La Commission des Affaires Sociales commençait le 9 février dernier à examiner la proposition de loi visant à renforcer la prévention en santé au travail, présentée par Charlotte Parmentier-Lecocq et Carole Grandjean. Nous avons ensuite examiné ce texte en séance publique du 15 au 17 février.

L’originalité de ce texte est de transposer dans la loi les conclusions d’un accord national interprofessionnel sur la santé au travail conclu le 9 décembre 2020.

Cette proposition de loi reprend donc les grandes orientations de l’accord – auxquelles je ne peux que souscrire : décloisonnement entre santé publique et santé au travail, renforcement de la prévention, amélioration de la qualité du service rendu et de la gouvernance des services de santé au travail, renforcement de l’accompagnement de certains publics vulnérables et de la lutte contre la désinsertion professionnelle.

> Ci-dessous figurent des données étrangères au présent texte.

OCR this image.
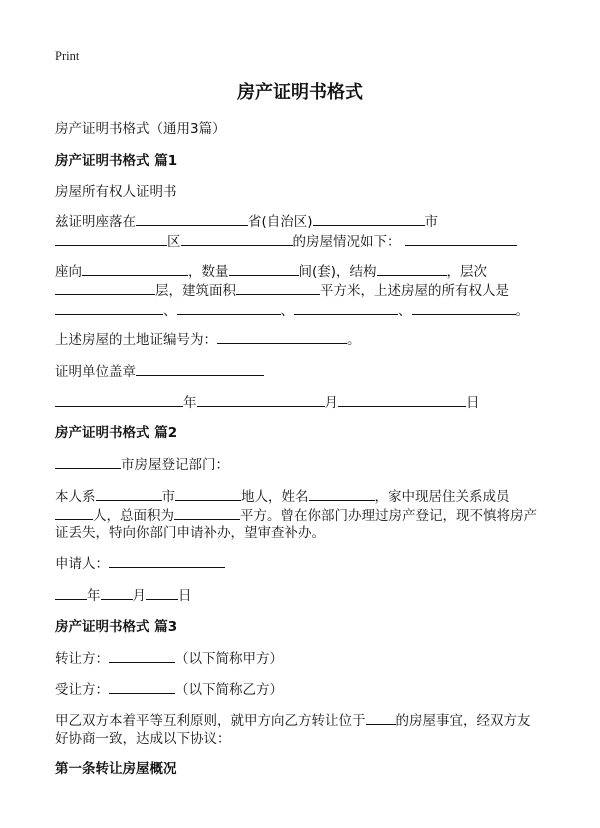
Print
房产证明书格式
房产证明书格式（通用3篇）
房产证明书格式 篇1
房屋所有权人证明书
兹证明座落在	省(自治区)	市
区	的房屋情况如下：
座向	，数量	间(套)，结构	，层次
层，建筑面积	平方米，上述房屋的所有权人是
、	、	、	。
上述房屋的土地证编号为：	。
证明单位盖章
年	月	日
房产证明书格式 篇2
市房屋登记部门：
本人系	市	地人，姓名	，家中现居住关系成员
人，总面积为	平方。曾在你部门办理过房产登记，现不慎将房产
证丢失，特向你部门申请补办，望审查补办。
申请人：
年 月 日
房产证明书格式 篇3
转让方：	（以下简称甲方）
受让方：	（以下简称乙方）
甲乙双方本着平等互利原则，就甲方向乙方转让位于 的房屋事宜，经双方友
好协商一致，达成以下协议：
第一条转让房屋概况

J’ai toutefois regretté que le texte n’aborde qu’insuffisamment un certain nombre de points, notamment la pénurie de médecins du travail. Selon moi, il faudrait aller plus loin s’agissant du statut des infirmiers de santé au travail, en particulier en ce qui concerne l’harmonisation de leur formation et de leurs missions.

Malgré quelques réserves (j’avais notamment déposé un amendement – rejeté – pour que soient inscrits dans la loi les différentes familles de risques professionnels, sur lesquels les partenaires sociaux s’étaient mis d’accord), j’ai voté en faveur de ce texte.